Caos, mala idea y bastante corazón. Juega con la gentrificación de Gotham, el barrio de toda la vida convertido en escaparate mono y la necesidad de liarla para defender a quienes se están quedando fuera. Tiene mucho humor, muy buena energía de personaje y la gracia que aporta un personaje como Harley, moviéndose todo el rato entre heroína improbable y desastre con patas. Te hace reír y encuentra una excusa bastante buena para poner a Harley a romper cosas.

Parte de una idea completamente ridícula y, aun así, entra bastante mejor de lo esperado. Tiene un ciervo mutante desatado, muertes cafres y un encanto cutre de serie B que sabe exactamente a lo que juega. No es buena ni pretende serlo, pero al menos va al grano, se deja ver con facilidad y funciona mejor que otras locuras parecidas salidas del mismo filón de dominio público. Una de esas rarezas que no recomendarías por calidad, pero sí por el placer muy concreto de ver a Bambi convertido en una mole vengativa.

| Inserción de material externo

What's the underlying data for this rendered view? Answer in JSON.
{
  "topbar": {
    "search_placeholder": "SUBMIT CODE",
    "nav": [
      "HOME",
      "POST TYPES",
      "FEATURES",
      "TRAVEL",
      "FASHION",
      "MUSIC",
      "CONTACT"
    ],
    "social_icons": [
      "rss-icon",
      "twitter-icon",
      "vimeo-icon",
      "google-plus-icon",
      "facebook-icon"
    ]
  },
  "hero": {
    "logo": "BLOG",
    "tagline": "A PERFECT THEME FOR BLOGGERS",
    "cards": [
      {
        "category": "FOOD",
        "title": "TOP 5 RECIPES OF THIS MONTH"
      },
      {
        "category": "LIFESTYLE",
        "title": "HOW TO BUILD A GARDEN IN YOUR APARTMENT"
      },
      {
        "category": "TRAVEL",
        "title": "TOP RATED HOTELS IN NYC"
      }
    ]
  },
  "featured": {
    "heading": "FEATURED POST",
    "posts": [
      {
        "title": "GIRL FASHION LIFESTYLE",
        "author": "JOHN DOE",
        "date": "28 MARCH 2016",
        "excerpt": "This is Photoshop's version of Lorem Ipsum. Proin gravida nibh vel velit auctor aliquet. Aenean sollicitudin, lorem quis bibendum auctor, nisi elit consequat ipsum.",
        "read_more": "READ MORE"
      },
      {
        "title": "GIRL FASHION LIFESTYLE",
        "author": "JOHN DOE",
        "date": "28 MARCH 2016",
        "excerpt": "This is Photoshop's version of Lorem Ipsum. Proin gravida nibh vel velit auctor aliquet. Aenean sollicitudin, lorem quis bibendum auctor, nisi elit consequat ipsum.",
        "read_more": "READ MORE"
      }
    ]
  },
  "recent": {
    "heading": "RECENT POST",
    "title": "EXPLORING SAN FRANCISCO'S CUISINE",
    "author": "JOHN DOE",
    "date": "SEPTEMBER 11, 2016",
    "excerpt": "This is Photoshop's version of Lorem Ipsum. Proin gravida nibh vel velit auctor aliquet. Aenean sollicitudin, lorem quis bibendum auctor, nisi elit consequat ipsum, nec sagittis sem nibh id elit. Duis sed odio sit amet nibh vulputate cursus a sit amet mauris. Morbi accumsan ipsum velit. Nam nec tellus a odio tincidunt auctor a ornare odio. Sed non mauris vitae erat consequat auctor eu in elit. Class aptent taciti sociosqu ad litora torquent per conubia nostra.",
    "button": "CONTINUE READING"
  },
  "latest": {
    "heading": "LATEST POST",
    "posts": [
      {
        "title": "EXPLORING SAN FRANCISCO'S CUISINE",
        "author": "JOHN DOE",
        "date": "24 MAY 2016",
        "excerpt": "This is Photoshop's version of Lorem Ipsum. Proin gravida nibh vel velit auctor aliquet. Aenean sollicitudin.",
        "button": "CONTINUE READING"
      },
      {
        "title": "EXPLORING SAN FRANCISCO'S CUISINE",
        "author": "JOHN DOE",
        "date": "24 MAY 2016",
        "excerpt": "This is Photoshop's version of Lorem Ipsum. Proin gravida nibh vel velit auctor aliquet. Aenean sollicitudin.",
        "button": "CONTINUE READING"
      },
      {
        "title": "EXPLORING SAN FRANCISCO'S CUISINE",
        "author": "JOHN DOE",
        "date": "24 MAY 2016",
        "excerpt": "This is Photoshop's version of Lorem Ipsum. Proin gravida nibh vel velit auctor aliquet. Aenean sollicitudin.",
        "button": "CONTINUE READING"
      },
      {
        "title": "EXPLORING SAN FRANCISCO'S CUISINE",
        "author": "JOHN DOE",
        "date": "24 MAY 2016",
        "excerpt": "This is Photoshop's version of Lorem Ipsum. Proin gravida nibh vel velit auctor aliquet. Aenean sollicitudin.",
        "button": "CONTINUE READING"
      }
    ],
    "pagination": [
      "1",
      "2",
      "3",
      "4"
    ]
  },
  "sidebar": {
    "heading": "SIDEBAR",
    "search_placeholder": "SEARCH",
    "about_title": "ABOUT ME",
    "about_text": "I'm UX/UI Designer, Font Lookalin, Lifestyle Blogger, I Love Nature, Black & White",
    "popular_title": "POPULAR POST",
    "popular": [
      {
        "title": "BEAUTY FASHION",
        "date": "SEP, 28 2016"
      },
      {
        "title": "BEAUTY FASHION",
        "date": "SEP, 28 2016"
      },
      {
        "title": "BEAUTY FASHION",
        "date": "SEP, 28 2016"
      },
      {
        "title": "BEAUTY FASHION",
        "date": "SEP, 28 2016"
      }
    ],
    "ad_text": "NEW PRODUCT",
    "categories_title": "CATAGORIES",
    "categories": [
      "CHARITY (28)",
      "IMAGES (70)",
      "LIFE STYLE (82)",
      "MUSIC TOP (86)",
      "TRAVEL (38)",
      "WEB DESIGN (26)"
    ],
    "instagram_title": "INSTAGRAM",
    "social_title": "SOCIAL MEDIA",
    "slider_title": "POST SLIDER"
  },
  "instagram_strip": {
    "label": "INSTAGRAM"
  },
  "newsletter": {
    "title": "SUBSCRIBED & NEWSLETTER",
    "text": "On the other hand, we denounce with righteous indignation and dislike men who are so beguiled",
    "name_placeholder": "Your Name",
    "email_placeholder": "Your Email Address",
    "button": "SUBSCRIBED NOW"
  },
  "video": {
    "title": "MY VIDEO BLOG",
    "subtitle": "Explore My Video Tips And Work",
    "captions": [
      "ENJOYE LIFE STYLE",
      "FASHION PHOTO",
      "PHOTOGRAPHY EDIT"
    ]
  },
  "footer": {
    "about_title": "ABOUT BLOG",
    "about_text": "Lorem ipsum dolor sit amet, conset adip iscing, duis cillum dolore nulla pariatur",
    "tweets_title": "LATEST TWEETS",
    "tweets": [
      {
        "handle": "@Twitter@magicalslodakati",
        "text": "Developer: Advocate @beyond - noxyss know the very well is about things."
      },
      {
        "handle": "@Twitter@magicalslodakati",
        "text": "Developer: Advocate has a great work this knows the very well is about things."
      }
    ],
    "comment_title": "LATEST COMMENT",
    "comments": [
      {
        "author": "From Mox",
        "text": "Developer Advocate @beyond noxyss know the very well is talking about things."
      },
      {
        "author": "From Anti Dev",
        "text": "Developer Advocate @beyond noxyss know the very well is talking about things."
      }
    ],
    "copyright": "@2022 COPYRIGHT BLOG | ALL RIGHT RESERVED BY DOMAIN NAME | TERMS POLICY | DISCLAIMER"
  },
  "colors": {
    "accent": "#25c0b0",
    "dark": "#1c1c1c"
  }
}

Parece un chiste sobre ajedrez, pero resulta que es bastante más serio y adictivo de lo que aparenta. Coge las reglas básicas del tablero, las mezcla con estructura roguelike y empieza a meter cartas, ventajas, desventajas y locuras que cambian la partida en cada intento. Tiene una idea absurdísima de base, pero está tan bien pensada que acabas haciendo cálculos, improvisando y sufriendo como si llevaras media vida defendiendo a un rey con escopeta. Te atrapa con mucha más mala leche y profundidad de la esperada.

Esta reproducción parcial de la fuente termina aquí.